Achtung: Selbstdefinierte Methoden in Modell-Interfaces müssen immer Default-Methoden mit einer Implementierung sein. Keinesfalls darf die ebenfalls generierte Implementierungsklasse angepasst werden. Default-Implementierungen von Modell-Methoden dürfen sich ausschließlich auf im Modell definierte Eigenschaften beziehen (auf welche sie über die generierten Get-Methoden zugreifen können).

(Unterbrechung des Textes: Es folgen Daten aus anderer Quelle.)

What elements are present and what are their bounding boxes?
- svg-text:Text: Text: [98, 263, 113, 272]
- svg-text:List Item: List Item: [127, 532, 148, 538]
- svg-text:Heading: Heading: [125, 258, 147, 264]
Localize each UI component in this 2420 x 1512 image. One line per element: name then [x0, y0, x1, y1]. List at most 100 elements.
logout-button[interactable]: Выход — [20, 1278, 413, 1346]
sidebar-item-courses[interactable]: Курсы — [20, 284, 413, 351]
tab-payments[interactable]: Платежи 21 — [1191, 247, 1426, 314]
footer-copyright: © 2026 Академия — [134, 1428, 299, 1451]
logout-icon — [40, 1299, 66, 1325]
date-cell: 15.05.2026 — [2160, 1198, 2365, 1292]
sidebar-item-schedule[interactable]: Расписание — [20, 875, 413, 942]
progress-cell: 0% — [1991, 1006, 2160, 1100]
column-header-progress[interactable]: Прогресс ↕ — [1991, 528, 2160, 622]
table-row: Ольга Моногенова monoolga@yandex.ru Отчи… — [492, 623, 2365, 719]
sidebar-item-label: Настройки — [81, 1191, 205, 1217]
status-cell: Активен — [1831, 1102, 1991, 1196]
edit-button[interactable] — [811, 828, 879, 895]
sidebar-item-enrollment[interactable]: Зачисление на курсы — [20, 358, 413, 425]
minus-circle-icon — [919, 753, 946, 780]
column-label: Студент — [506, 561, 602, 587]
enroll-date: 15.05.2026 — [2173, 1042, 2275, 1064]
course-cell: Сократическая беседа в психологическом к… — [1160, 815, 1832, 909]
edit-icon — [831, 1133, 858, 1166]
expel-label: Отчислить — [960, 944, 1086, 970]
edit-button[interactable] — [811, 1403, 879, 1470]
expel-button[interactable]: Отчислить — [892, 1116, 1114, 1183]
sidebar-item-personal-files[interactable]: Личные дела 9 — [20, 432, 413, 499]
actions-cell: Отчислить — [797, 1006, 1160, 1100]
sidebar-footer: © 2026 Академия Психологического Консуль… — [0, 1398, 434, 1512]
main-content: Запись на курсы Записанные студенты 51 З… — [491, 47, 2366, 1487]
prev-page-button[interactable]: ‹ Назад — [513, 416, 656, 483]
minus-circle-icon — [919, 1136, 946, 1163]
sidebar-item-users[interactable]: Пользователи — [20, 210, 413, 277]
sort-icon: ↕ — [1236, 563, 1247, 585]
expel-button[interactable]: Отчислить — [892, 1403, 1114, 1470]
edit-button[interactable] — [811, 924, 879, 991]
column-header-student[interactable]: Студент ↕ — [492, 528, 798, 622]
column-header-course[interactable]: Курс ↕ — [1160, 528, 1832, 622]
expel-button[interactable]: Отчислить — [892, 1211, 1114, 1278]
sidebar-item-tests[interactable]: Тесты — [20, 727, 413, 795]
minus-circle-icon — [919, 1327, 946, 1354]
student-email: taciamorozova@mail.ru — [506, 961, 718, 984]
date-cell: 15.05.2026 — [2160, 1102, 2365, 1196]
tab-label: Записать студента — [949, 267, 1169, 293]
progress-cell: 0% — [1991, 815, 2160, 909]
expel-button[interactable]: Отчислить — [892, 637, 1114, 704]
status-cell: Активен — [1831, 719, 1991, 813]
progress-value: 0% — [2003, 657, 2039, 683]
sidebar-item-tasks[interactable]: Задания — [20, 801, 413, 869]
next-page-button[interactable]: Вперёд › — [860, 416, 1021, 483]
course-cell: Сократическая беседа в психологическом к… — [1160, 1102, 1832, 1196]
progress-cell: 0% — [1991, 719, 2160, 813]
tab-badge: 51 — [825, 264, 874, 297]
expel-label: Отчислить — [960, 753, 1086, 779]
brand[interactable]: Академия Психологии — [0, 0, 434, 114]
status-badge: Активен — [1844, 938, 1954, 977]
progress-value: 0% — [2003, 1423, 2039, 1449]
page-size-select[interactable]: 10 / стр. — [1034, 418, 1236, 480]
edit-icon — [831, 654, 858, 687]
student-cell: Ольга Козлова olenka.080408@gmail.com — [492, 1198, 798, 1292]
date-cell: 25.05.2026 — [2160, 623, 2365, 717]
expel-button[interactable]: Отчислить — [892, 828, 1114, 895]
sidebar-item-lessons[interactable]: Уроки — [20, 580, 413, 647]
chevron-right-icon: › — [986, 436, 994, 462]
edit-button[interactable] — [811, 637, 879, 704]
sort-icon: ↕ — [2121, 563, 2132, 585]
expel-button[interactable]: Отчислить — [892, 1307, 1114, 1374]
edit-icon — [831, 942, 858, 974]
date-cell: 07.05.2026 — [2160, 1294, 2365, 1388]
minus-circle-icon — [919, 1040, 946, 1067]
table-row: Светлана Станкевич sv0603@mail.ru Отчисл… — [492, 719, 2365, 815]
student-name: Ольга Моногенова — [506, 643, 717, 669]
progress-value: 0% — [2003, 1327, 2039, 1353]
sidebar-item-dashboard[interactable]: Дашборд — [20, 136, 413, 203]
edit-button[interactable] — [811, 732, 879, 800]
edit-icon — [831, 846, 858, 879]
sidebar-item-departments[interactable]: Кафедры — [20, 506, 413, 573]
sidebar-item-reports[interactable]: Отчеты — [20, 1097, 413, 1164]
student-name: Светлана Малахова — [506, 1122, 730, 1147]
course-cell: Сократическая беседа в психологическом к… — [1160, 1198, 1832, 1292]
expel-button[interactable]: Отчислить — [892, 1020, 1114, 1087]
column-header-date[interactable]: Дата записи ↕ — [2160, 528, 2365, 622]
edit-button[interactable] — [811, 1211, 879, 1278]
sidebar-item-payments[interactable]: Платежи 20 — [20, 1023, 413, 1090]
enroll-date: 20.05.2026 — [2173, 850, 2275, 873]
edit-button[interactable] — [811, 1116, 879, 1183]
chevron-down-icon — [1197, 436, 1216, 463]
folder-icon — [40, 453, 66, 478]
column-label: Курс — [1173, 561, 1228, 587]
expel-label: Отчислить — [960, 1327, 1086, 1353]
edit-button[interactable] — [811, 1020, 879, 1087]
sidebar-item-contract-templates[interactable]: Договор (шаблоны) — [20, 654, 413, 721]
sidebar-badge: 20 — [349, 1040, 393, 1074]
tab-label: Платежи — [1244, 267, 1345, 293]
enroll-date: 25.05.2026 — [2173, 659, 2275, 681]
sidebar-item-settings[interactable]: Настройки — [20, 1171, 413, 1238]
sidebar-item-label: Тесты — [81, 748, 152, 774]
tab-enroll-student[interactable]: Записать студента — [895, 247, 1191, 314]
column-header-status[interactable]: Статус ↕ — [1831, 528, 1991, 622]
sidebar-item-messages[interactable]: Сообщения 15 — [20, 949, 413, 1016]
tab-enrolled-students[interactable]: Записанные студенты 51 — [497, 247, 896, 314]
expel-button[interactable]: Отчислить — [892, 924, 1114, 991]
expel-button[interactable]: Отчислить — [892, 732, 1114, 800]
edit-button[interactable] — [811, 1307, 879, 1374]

Auf keinen Fall darf die Impementierungsklasse mit zusätlichen Feldern ergänzt werden.
Ein Beispiel einer Fachmethode in dem generierten Template für einen Typ A
könnte wie folgt aussehen:
public interface A extends ABase {
/**
* The {@link #getName() name} enclosed in stars.
*/
default String enhancedName() {
return "*** " + getName() + " ***";
}
}
Die Methode enhancedName()
verwendet die generierte Zugriffsmethode getName()
für die Eigenschaft name
, um einen neuen Wert zu berechnen.
Fachfunktionalität kann auch Polymorphie verwenden. In einem Interface für einen abstrakten Modell-Typ kann die Default-Implementierung fehlen. Dann müssen in allen Interfaces von Untertypen Default-Methoden für die abstrakte Interface-Methode des Obertyps angeben.
Achtung: Insbesondere gilt auch in diesem Fall, dass die Implementierungen für eine abstrakte Fachmethode eines abstrakten Modell-Typs nicht in die generierte Implementierungsklasse geschrieben werden dürfen (auch wenn die Entwicklungsungebung hier einen Fehler anzeigt), sondern als Default-Methode in das generierte Interface für den entsprechenden Modell-Typ.